Create Standards to Monitor Late Effects
Longer follow-up and better monitoring needed.
As a head and neck surgeon for 30 years, I prided myself on staying informed about the latest in my specialty. I focused on the task at hand—getting my patients well and curing them of cancer.
I had no knowledge about the late effects of radiation and chemotherapy, or that late effects could show up years after treatment ended.
Now I know that there is more to curing cancer than seeing the patient free of disease.
After practicing for many years, I faced throat cancer 18 years ago. I was fortunate that twice daily radiation cured my cancer. I was prepared for the expected immediate side effects of radiation, such as severe fatigue, weight loss, difficulty swallowing, overwhelming pain and depression. I coped just as my patients had.
What I was not prepared for occurred 10 years after treatment ended, when I was challenged with life-threatening late effects of radiation: carotid obstruction and severe cervical spine trouble. As I began to investigate the issue of late effects, I was surprised to learn that many survivors were in the same situation.

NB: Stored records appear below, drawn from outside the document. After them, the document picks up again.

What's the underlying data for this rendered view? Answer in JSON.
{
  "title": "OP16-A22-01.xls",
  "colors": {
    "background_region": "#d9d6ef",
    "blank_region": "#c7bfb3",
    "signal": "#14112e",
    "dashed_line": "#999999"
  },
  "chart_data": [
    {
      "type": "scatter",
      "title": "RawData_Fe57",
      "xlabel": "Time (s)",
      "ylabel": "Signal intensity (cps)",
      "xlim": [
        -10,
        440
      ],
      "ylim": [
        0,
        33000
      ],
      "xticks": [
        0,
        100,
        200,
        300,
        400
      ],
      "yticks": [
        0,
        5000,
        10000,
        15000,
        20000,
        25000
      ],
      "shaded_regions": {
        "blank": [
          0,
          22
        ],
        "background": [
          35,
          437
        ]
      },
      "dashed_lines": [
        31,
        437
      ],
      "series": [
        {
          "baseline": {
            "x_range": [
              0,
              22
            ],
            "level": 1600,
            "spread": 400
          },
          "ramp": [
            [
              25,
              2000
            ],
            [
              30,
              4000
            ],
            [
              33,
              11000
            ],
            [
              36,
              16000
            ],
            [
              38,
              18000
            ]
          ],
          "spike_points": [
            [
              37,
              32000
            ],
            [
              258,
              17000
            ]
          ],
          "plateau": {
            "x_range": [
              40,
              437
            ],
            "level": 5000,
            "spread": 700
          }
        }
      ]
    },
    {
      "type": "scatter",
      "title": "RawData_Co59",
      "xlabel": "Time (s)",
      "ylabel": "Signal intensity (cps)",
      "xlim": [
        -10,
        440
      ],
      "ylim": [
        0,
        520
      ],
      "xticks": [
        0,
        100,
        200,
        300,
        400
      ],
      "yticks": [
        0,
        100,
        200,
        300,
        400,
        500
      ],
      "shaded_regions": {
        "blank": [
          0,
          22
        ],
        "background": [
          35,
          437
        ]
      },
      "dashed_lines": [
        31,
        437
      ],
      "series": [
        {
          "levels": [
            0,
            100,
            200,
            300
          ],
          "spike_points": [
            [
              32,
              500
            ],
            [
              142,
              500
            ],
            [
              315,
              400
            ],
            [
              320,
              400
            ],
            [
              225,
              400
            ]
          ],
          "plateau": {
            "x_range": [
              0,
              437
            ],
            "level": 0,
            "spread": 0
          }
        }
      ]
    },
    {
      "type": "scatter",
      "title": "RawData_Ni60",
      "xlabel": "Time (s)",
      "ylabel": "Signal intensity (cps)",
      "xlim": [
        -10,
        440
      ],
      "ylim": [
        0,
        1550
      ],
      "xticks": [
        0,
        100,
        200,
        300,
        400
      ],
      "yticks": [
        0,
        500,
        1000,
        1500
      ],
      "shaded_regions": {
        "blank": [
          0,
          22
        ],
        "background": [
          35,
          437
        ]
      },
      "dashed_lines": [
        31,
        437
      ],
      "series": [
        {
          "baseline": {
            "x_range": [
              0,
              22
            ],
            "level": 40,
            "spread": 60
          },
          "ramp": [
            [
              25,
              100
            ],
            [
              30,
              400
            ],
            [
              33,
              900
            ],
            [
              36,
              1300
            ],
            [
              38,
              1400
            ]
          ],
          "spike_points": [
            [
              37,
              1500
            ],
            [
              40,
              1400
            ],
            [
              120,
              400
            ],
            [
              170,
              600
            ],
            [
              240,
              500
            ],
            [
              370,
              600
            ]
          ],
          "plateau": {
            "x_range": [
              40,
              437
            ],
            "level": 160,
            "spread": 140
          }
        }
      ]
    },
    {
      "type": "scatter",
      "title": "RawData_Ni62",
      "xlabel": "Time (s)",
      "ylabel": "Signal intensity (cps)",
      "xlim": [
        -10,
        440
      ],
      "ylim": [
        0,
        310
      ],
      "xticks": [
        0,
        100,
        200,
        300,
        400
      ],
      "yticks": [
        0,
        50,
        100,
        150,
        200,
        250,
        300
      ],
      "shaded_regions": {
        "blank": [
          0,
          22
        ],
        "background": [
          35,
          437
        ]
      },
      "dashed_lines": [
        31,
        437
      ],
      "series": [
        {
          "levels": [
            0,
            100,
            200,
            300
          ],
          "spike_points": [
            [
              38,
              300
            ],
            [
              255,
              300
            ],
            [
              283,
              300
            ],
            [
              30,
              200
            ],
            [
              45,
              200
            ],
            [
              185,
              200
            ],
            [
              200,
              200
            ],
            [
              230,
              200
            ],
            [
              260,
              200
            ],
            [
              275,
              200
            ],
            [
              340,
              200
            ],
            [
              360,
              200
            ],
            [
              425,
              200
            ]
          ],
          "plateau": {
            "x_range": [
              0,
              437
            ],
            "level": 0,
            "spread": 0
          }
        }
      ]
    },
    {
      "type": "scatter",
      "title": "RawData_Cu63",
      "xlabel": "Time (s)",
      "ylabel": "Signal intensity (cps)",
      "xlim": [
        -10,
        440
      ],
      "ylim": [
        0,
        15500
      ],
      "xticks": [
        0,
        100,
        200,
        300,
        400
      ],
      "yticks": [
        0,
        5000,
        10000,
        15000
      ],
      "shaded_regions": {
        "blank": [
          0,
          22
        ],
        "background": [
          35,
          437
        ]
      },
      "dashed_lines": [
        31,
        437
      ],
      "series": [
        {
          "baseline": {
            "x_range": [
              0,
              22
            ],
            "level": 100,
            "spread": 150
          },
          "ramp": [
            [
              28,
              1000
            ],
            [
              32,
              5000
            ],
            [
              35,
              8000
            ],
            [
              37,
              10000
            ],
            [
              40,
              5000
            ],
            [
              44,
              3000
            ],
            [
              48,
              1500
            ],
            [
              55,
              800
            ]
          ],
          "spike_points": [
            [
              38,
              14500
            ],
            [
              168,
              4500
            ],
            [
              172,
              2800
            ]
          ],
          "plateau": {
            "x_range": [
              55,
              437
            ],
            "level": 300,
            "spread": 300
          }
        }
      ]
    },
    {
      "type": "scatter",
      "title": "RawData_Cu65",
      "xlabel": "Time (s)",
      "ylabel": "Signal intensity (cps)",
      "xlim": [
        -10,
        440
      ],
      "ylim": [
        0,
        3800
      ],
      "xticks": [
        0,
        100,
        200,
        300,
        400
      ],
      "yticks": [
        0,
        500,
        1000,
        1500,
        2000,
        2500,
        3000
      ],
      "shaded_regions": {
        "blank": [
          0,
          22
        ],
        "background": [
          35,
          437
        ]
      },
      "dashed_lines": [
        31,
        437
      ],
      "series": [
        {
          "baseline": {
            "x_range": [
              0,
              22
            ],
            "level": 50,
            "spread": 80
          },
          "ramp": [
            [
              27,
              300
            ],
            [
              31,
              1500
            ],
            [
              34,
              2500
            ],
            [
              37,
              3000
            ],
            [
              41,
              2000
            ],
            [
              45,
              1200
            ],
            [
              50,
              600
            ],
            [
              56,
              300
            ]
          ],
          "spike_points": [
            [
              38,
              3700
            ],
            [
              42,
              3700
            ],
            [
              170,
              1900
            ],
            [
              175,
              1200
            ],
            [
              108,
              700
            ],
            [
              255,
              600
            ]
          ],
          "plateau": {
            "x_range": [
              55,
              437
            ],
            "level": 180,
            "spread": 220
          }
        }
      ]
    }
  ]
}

For 34 years now, I have been volunteering for the American Cancer Society (ACS). More recently, I have been working with the ACS to help improve understanding of the late effects of treatment. I have come to believe that an oncologist’s responsibility for each patient must be from the time of diagnosis to the end of life. As a survivor and as a surgeon, I expect no less.
I have come to believe that an oncologist’s responsibility for each patient must be from the time of diagnosis to the end of life.
Oncology has been slow to recognize the problem of late effects for several reasons. First, the tradition of discharging patients from checkups after five years leads to inadequate follow-up now that research shows the need for extended follow-up to detect late effects.
Another reason has to do with the lack of understanding about whom, if anyone, really is the captain of the “treatment ship.” This has been an age-old problem in which multiple specialists are involved in the care of a cancer patient, and primary physicians are not trained or equipped to effectively monitor and manage long-term and late effects.
Reimbursement from insurance carriers has always been a struggle because ordering tests without a specific symptom and code leads to denial of payment. So surveillance for late effects has to be understood by insurance carriers, which will take a strong advocacy effort.
Also, primary care doctors are not well-informed that late effects can appear in the cardiovascular, hematologic and musculoskeletal systems long after the survivor quits seeing the oncologist. We must convince them that they are a member of the cancer team. And we need to educate them.
Many don’t know that there is 15 percent chance of a second malignancy in pediatric and adult cancer patients who had radiation and/or chemotherapy many years ago.
These diseases might be present in some patients as they age anyway, but they could be accelerated by previous cancer treatments.
Success in cure has a price. In 2010, there are 12 million survivors, many suffering with effects from their therapy that they don’t know are related. There will be an estimated 20 million survivors by 2020, increasing the magnitude of the problem.
What did the cure cost them emotionally and physically?
Today, we have a good beginning with the creation of survivor clinics and other support organizations. National conferences on survivorship research and issues are being received warmly, and national cancer organizations are working on protocols for follow-up.
Accepting a cancer patient from the time of diagnosis to the end of life will greatly enhance the progress on this latest front to improve the quality of life for all cancer survivors. As a cancer survivor and retired surgical oncologist, I am very proud to see the progress, but changing attitudes takes time. Be proactive and spread the word!